“Apple’s 10.6 release – aka Snow Leopard – faces even more than the usual challenge. It’s an important engineering release that isn’t being sold on features – because there aren’t really that many new ones. It also leaves behind Macs as recent as three years old – it will only install on Intel hardware,” Andrew Orlowski reports for Register Hardware. “And Leopard now works so well, many will wonder why they should risk things at all?”
“Consequently, Snow Leopard has got a price to match: just $29/£25 for a single-user upgrade from 10.5,” Orlowski reports.
“I’ve been using a release candidate cut of the OS, and found plenty to like. Whizz-bang features are thin on the ground, but it’s undoubtedly faster and more responsive than its predecessor,” Orlowski reports. “And despite radical under-the-hood changes, such as the move to 64-bit and a new scheduler, it provides excellent compatibility.”

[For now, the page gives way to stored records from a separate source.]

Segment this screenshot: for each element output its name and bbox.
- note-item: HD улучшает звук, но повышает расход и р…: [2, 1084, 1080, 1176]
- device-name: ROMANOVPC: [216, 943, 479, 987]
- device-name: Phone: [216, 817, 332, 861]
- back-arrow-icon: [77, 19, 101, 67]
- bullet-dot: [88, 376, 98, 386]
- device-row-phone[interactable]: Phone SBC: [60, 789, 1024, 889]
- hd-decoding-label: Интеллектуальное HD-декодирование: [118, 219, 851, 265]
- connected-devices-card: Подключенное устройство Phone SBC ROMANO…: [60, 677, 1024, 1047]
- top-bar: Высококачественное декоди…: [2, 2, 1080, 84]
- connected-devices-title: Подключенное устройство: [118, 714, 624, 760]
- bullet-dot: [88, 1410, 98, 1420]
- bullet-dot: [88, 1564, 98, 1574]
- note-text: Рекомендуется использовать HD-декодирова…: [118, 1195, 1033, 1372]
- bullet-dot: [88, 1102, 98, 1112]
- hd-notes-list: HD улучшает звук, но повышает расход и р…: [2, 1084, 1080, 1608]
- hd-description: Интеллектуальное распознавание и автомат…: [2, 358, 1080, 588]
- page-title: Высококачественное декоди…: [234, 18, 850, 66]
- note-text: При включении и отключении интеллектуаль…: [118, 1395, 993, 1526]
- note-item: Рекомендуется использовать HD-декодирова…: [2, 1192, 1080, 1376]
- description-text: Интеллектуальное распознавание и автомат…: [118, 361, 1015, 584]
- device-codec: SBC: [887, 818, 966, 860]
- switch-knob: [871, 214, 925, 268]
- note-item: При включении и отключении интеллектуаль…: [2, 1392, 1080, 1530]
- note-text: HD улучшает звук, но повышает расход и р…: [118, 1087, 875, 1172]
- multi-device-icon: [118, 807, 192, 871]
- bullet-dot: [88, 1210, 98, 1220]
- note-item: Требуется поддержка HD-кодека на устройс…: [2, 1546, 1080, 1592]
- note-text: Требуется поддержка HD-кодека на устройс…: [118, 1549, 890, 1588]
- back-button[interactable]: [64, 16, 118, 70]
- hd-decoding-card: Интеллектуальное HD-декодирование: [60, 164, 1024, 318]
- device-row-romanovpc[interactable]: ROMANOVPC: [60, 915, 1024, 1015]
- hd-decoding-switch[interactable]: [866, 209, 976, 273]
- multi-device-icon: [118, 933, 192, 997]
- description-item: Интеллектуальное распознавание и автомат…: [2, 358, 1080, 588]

“I like Snow Leopard, and found moving back to Leopard quite surprisingly painful,” Orlowski reports. “Was it really so slow? It didn’t feel so a week ago.”
Orlowski reports, “By setting expectations low for its successor, and with a price to match, I’m sure a lot of people are going to be pleasantly surprised. If performance matters, it could be $29/£25 very well spent.”